Scheint für eine Weile die Sonne, steigen die Temperaturen im Herbst noch einmal sprunghaft an.
Scheint für eine Weile die Sonne, steigen die Temperaturen im Herbst noch einmal sprunghaft an.

Eine starke Front

An dieser Polarfrontzone bilden sich durch das Aufeinandertreffen der warmen und kalten Luftmassen Tiefdruckgebiete. Je grösser die Temperaturunterschiede der aufeinandertreffenden Luftmassen sind, desto grösser kann bei der Entstehung der Zyklone der Druckunterschied werden.

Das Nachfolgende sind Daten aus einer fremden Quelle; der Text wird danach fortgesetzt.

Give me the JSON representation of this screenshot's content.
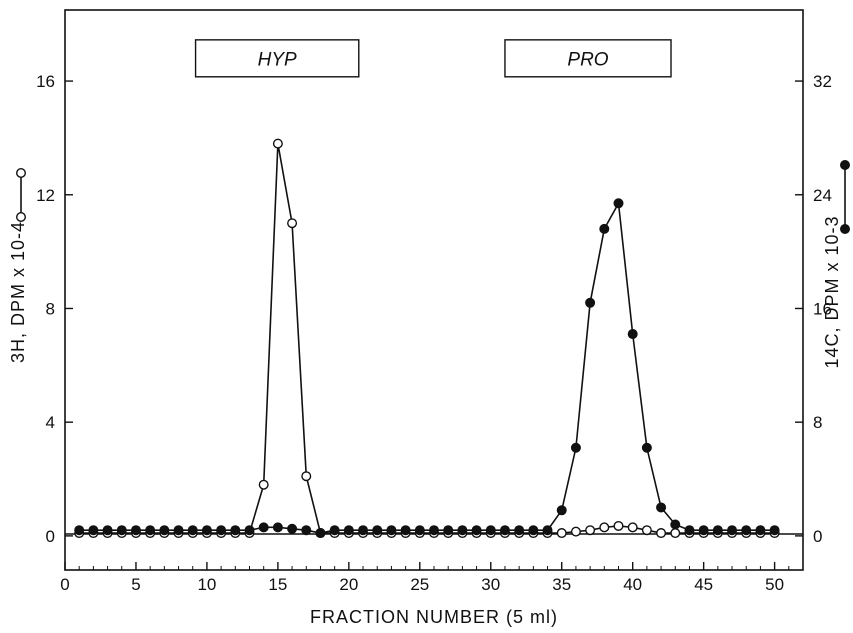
{
  "chart_data": {
    "type": "line",
    "xlabel": "FRACTION NUMBER (5 ml)",
    "ylabel_left": "3H, DPM x 10-4",
    "ylabel_right": "14C, DPM x 10-3",
    "xlim": [
      0,
      52
    ],
    "xticks": [
      0,
      5,
      10,
      15,
      20,
      25,
      30,
      35,
      40,
      45,
      50
    ],
    "ylim_left": [
      -1.2,
      18.5
    ],
    "yticks_left": [
      0,
      4,
      8,
      12,
      16
    ],
    "ylim_right": [
      -2.4,
      37
    ],
    "yticks_right": [
      0,
      8,
      16,
      24,
      32
    ],
    "grid": false,
    "annotations": [
      {
        "label": "HYP",
        "x_start": 9.2,
        "x_end": 20.7,
        "y_low": 16.15,
        "y_high": 17.45
      },
      {
        "label": "PRO",
        "x_start": 31,
        "x_end": 42.7,
        "y_low": 16.15,
        "y_high": 17.45
      }
    ],
    "series": [
      {
        "marker": "open-circle",
        "axis": "left",
        "points": [
          [
            1,
            0.1
          ],
          [
            2,
            0.1
          ],
          [
            3,
            0.1
          ],
          [
            4,
            0.1
          ],
          [
            5,
            0.1
          ],
          [
            6,
            0.1
          ],
          [
            7,
            0.1
          ],
          [
            8,
            0.1
          ],
          [
            9,
            0.1
          ],
          [
            10,
            0.1
          ],
          [
            11,
            0.1
          ],
          [
            12,
            0.1
          ],
          [
            13,
            0.1
          ],
          [
            14,
            1.8
          ],
          [
            15,
            13.8
          ],
          [
            16,
            11.0
          ],
          [
            17,
            2.1
          ],
          [
            18,
            0.1
          ],
          [
            19,
            0.1
          ],
          [
            20,
            0.1
          ],
          [
            21,
            0.1
          ],
          [
            22,
            0.1
          ],
          [
            23,
            0.1
          ],
          [
            24,
            0.1
          ],
          [
            25,
            0.1
          ],
          [
            26,
            0.1
          ],
          [
            27,
            0.1
          ],
          [
            28,
            0.1
          ],
          [
            29,
            0.1
          ],
          [
            30,
            0.1
          ],
          [
            31,
            0.1
          ],
          [
            32,
            0.1
          ],
          [
            33,
            0.1
          ],
          [
            34,
            0.1
          ],
          [
            35,
            0.1
          ],
          [
            36,
            0.15
          ],
          [
            37,
            0.2
          ],
          [
            38,
            0.3
          ],
          [
            39,
            0.35
          ],
          [
            40,
            0.3
          ],
          [
            41,
            0.2
          ],
          [
            42,
            0.1
          ],
          [
            43,
            0.1
          ],
          [
            44,
            0.1
          ],
          [
            45,
            0.1
          ],
          [
            46,
            0.1
          ],
          [
            47,
            0.1
          ],
          [
            48,
            0.1
          ],
          [
            49,
            0.1
          ],
          [
            50,
            0.1
          ]
        ]
      },
      {
        "marker": "filled-circle",
        "axis": "right",
        "points": [
          [
            1,
            0.4
          ],
          [
            2,
            0.4
          ],
          [
            3,
            0.4
          ],
          [
            4,
            0.4
          ],
          [
            5,
            0.4
          ],
          [
            6,
            0.4
          ],
          [
            7,
            0.4
          ],
          [
            8,
            0.4
          ],
          [
            9,
            0.4
          ],
          [
            10,
            0.4
          ],
          [
            11,
            0.4
          ],
          [
            12,
            0.4
          ],
          [
            13,
            0.4
          ],
          [
            14,
            0.6
          ],
          [
            15,
            0.6
          ],
          [
            16,
            0.5
          ],
          [
            17,
            0.4
          ],
          [
            18,
            0.2
          ],
          [
            19,
            0.4
          ],
          [
            20,
            0.4
          ],
          [
            21,
            0.4
          ],
          [
            22,
            0.4
          ],
          [
            23,
            0.4
          ],
          [
            24,
            0.4
          ],
          [
            25,
            0.4
          ],
          [
            26,
            0.4
          ],
          [
            27,
            0.4
          ],
          [
            28,
            0.4
          ],
          [
            29,
            0.4
          ],
          [
            30,
            0.4
          ],
          [
            31,
            0.4
          ],
          [
            32,
            0.4
          ],
          [
            33,
            0.4
          ],
          [
            34,
            0.4
          ],
          [
            35,
            1.8
          ],
          [
            36,
            6.2
          ],
          [
            37,
            16.4
          ],
          [
            38,
            21.6
          ],
          [
            39,
            23.4
          ],
          [
            40,
            14.2
          ],
          [
            41,
            6.2
          ],
          [
            42,
            2.0
          ],
          [
            43,
            0.8
          ],
          [
            44,
            0.4
          ],
          [
            45,
            0.4
          ],
          [
            46,
            0.4
          ],
          [
            47,
            0.4
          ],
          [
            48,
            0.4
          ],
          [
            49,
            0.4
          ],
          [
            50,
            0.4
          ]
        ]
      }
    ]
  }
}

Und je grösser die Druckunterschiede sind, desto stärker ist der Wind, denn Wind entsteht durch den Ausgleich der Druckunterschiede.

Gerade im Herbst sind die Temperaturunterschiede zwischen den aufeinandertreffenden Luftmassen gross. Die südlichen Regionen wurden den ganzen Sommer hindurch aufgeheizt, und so sind die Böden und die Meere mit Wärme angereichert. Die warmen Oberflächen geben ihre Wärme an ihre Umgebungsluft ab, und diese noch relativ warme Luft stösst im Bereich der Polarfront auf die bereits deutlich kühleren Luftmassen aus Norden.

Die Polarfront wird im Herbst und Winter somit stärker ausgebildet und liegt auf der Nordhalbkugel im Winterhalbjahr weiter im Süden als im Sommerhalbjahr. So ist im Herbst und auch im Winter die Wahrscheinlichkeit in der Schweiz durch zweierlei Aspekte grösser, von einem Sturmtief getroffen zu werden, als im Sommerhalbjahr. Die Tiefdruckgebiete sind tendenziell ausgeprägter, das heisst, die Tiefs lösen stärkeren Wind aus, und ihre Zuglinie verläuft im Winter südlicher, was es wahrscheinlicher macht, dass Tiefs auf die Schweiz treffen.

Nach dem trockenen Sommer bringt die Nässe im Herbst die Pilze zum Spriessen.
Nach dem trockenen Sommer bringt die Nässe im Herbst die Pilze zum Spriessen.

Markante Schwankungen

Mit den grossen Temperaturunterschieden zwischen südlichen und nördlichen Luftmassen, die entweder nach Norden beziehungsweise nach Süden ausbrechen können, lassen sich auch die teilweise markanten Temperaturschwankungen in der Schweiz erklären.

Am ehesten sind diese Schwankungen in den höheren Lagen zu erkennen. So ist es möglich, dass innerhalb von Stunden die Nullgrad- und damit verbunden auch die Schneefallgrenze massiv steigen beziehungsweise bei einem Kältevorstoss aus Norden diese ebenso schnell wieder in tiefe Lagen sinken.

Das geschah auch beim Sturmtief Jasper. Am Wochenende vom 11./12. November 2023 lag kühle Nordluft über der Schweiz, der Schnee fiel am Sonntagmorgen bis ins Mittelland. Zum Wochenstart erreichte warme Luft aus Süden die Schweiz, und so stieg die Schneefallgrenze bis zum Dienstag wieder bis gegen 2500 Meter.